Once a Cheater, Not Necessarily Always a Cheater

Prior cheating doesn't guarantee future cheating.

Posted Feb 28, 2021 | Reviewed by Gary Drevitch

There’s a saying, “Once a cheater, always a cheater.” It’s reassuring in its definitiveness, but is it actually true? Is someone who cheated once destined to cheat again? The conventional wisdom suggests that people who cheat are characterologically unable to remain faithful. They are not a person who cheated, they are a cheater—and therefore always will be. Therefore, if their partner stays in the relationship, they are setting themselves up for trouble.

It can be incredibly upsetting to discover that your partner has cheated on you. It can turn your whole life upside down. You thought your partner was one type of person and then suddenly they showed you that they are not. This might then mean that your relationship, and your life, aren’t what you thought they were either. Maybe nothing is what you thought it was. Discovering a partner’s infidelity can be one of the most upsetting and disrupting events a person can go through.
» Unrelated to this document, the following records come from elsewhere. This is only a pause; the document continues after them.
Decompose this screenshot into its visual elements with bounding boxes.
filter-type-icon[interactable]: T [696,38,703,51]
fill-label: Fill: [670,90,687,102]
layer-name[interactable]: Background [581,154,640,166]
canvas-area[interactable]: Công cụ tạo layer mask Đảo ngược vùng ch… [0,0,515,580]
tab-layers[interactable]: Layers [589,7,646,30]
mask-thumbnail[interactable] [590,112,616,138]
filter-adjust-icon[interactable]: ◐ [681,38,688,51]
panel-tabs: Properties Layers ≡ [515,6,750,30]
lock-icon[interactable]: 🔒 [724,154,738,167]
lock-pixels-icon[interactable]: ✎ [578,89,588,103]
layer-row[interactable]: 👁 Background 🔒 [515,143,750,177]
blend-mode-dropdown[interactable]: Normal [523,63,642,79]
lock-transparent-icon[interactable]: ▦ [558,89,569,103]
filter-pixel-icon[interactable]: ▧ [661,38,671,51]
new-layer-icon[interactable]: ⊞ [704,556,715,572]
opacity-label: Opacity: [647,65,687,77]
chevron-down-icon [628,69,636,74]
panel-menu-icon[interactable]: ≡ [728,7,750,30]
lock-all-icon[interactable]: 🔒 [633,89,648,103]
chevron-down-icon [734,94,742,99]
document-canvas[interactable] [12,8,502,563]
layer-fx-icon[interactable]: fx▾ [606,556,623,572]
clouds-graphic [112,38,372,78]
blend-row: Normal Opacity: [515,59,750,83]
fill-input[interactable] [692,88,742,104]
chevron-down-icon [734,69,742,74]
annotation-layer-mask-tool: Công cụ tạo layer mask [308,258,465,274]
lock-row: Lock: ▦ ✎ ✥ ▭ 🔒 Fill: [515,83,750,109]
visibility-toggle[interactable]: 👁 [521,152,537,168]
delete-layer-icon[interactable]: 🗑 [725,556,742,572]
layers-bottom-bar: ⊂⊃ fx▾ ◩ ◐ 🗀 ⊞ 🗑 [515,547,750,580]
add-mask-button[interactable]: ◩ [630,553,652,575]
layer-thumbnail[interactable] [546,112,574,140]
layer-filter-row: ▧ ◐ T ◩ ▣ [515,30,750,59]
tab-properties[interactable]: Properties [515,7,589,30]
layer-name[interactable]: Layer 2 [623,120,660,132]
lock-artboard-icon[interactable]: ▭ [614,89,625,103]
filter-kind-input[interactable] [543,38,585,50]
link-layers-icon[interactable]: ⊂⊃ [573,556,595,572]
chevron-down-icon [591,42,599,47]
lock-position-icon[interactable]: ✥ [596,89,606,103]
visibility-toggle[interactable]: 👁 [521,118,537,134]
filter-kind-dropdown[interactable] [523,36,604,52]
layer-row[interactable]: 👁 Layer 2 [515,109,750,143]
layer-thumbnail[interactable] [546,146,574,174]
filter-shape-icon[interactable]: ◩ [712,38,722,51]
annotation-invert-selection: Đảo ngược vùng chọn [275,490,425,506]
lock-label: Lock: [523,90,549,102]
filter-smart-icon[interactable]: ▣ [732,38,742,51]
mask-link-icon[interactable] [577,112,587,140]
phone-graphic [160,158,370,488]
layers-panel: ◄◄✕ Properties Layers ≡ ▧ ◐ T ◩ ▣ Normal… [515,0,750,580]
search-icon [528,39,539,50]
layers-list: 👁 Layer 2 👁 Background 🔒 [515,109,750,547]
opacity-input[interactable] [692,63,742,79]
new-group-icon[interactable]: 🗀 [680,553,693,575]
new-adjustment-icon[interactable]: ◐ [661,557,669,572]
Inspirestock International/123RF
Source: Inspirestock International/123RF

In the midst of all the emotional upheaval, it is tempting to look for something solid to grab onto. Part of you wants to kill your partner and part of you wants to hold them close and never let go. You are furious at them for the betrayal—and at yourself for being tricked. You feel self-righteous but also ashamed. Most of all, you feel hurt.

All of this uncertainty and contradiction can make you feel unsure of what to do. This is why black-and-white advice can feel so appealing, whether it’s “once a cheater, always a cheater” or “stand by your man.” Obviously, it’s easy for others to give simple advice when they don’t need to face the emotional complexity that you must.

The Details Matter

If you discovered that your partner was unfaithful, you need to decide how to respond: Should you stay or should you go? Relationships, and happiness, are complicated, so there is no easy answer. Many believe that the best predictor of future behavior is past behavior. The key word here is “predictor” which is not the same thing as a determinant. Someone with a long history of infidelity, across multiple relationships, is more likely to repeat that past behavior. On the other hand, someone who cheated once is less likely to cheat again, especially if it was long ago and a lot has happened since then. There is also a big difference between one impulsive or drunken hookup and an ongoing emotional affair that involved conscious deception across a long span of time.

It also matters whether the person doing the cheating feels badly about it. Most people do, and feel guilty for going behind their partner’s back. In addition, they feel like they aren’t being true to their own set of morals, even if their partner never finds out. They may feel like they can’t stop themselves, but they’re still tortured by what they’re doing. Conscience can serve as an important brake on infidelity and be an important driver of learning from it. By contrast, people with more sociopathic traits won’t feel much guilt for their actions which makes them much more likely simply to take advantage of the next opportunity that presents itself.

gstockstudio/123RF
Source: gstockstudio/123RF

Decide Slowly

It’s easy to say that you will kick your partner to the curb if they cheat—until you have intertwined your life with theirs. Suddenly that decision is much more complicated. If you find yourself in the position of needing to face this decision, my first piece of advice is to not make any big decisions quickly. This could be the decision to leave, but also the decision to stay. Take your time and think it through.

What does this infidelity reveal about your partner and their ability to be faithful going forward? How they respond to the revelation and how they handle themselves in the aftermath will tell you a lot about what you can expect from them in the future.

  • Are they able to empathize with your pain and genuinely apologize for causing it?
  • Are they able to be honest with you about what they did (although you may be better off not knowing all the details)?
  • Can they own up to the choices they made, as opposed to blaming others?
  • Are they able to think about why they did what they did without blowing up or shutting down?
  • And, maybe most important, do they have a desire to grow from this experience?

How they handle the fallout from the revelation of the infidelity may tell you more about how past behavior predicts future behavior. They were a cheater once. They may or may not be a cheater again.